2 While some would claim that both Catherine and Simone Weil died of anorexia, Anne Freud argues that Weil showed none of the psychological problems associated with anorexia. Her arguments are equally applicable to Catherine of Siena.
3 A short list might include: Trotsky, Dorothy Day and Peter Maurin, George Orwell, or Hannah Arendt, though Weil questioned whether the likes of Trotsky, and Marx before him, ever submitted themselves to manual labor.
4 T. Nevin, Simone Weil: Portrait of a Self-Exiled Jew (Univ. of N.Carolina: 1991), 12.

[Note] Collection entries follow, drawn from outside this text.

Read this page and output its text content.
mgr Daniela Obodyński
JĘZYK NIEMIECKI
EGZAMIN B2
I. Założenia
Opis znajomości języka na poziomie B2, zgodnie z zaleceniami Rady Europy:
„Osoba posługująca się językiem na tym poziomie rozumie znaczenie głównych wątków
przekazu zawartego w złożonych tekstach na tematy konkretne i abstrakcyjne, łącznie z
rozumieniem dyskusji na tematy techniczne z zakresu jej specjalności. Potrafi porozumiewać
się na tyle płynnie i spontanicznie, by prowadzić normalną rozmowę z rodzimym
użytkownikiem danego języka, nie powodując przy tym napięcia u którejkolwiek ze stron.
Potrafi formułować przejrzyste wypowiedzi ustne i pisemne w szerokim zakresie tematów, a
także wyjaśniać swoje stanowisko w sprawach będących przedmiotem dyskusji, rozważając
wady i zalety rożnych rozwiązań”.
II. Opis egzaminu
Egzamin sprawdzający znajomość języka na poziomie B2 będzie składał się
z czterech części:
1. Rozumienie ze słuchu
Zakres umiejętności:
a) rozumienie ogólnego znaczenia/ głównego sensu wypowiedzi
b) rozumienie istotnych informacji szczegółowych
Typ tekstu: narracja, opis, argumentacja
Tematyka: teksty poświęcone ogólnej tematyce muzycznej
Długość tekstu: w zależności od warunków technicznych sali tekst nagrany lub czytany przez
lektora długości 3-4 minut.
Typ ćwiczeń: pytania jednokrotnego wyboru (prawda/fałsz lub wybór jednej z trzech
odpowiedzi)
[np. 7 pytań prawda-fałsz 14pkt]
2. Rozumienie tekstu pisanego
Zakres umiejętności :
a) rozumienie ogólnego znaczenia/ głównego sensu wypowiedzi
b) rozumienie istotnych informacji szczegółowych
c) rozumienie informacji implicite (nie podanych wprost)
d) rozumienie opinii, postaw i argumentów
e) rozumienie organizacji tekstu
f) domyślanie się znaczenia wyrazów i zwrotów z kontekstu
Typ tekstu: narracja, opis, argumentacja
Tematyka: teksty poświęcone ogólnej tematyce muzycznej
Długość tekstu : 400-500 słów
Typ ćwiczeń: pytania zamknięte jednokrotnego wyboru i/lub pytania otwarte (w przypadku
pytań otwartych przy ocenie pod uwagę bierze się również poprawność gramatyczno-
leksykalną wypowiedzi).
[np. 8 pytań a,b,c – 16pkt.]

5 S. Weil, Lectures on Philosophy, trans. Hugh Price (London: Cambridge Univ. Press, 1978), 143. [Originally written by Weil in 1933-1934 for a course at the lycée].
6 Ibid., 150.
7 Ibid., 150.
8 Weil notes that one morning a woman had a large amount of hair torn from her scalp by a machine. By the afternoon she was back at work in spite of what she suffered, and her even greater fear. S. Weil, “Journal d’Usine” in La Condition Ouvrière (Gallimard: 1951), 47.
9 Ibid., 106.
10 G. White, “Simone Weil’s Work Experiences: From Wigan Pier to Chrystie Street” in Cross Currents (1981): 148.
11 S. Weil, Cahiers in Œuvres Complètes, Vol. VI (Paris: Gallimard, 1997), 373; Cf. Nevin, 125-147.
12 S. Weil, La pesanteur et la grâce (Paris: Plon, 1950), 203.
13 Pensées sans ordre concernant l’amour de Dieu (Paris: Éditions Gallimard, 1962), 21.
14 S. Weil, “Expérience de la vie d’usine” in La Condition Ouvrière, 251-252.
15 Pensées sans ordre, p. 16.
16 Weil, “Condition première d’un travail non servile” in La Condition Ouvrière, 273.